Recent randomized controlled trials trying to answer specific questions about safe clinical care for stroke patients undergoing general anaesthesia can be reinterpreted as a scientific model for anaesthetic neurotoxicity in humans that has implications well beyond the clinical condition of stroke or related interventions. Indeed, the findings from recent randomized clinical trials do not support the results from lower-quality observational studies of anaesthetic neurotoxicity, but they are consistent with randomized studies showing similar cognitive outcomes after cardiac surgery under general anaesthesia vs percutaneous coronary intervention with conscious sedation. This highlights the potential danger of relying on low-quality evidence to inform scientific and public opinion.
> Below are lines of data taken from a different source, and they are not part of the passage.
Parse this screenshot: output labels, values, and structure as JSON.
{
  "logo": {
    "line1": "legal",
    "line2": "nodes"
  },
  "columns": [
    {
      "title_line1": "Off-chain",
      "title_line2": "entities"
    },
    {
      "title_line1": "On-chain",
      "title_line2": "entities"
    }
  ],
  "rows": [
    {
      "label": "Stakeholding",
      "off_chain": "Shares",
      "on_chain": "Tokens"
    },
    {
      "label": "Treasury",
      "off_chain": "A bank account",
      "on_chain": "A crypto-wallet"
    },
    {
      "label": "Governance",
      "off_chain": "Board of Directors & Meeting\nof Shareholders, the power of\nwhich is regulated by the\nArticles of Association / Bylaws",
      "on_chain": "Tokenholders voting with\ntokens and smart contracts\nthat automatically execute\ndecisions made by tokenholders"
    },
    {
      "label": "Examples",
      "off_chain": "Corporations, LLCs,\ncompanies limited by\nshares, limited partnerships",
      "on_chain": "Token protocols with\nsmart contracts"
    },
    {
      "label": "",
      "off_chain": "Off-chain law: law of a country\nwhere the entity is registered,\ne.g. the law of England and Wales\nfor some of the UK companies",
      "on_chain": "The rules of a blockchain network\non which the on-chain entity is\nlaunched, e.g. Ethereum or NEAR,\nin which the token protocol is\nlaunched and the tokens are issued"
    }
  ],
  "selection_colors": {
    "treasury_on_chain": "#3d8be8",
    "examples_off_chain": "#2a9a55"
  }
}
Low-quality evidence, including the seminal study by Bedford, has formed the basis of the now entrenched hypothesis that surgery and general anaesthesia carry a longterm cognitive cost. Importantly, available data from randomized endovascular stroke trials do not present evidence of neurological injury in older patients receiving general anaesthesia with either propofol or sevoflurane. This is compelling, given the vulnerability of penumbral neurons to pathophysiological insults. By investigating the final stroke characteristics, cognitive trajectory, and neurological outcomes related to cumulative anaesthetic exposure, we could gain important information as to whether general-anaesthetic agents are neurotoxic, neuroprotective, or innocuous in a specific and real-world brain vulnerability model that has scientific implications well beyond patients with cerebrovascular disease.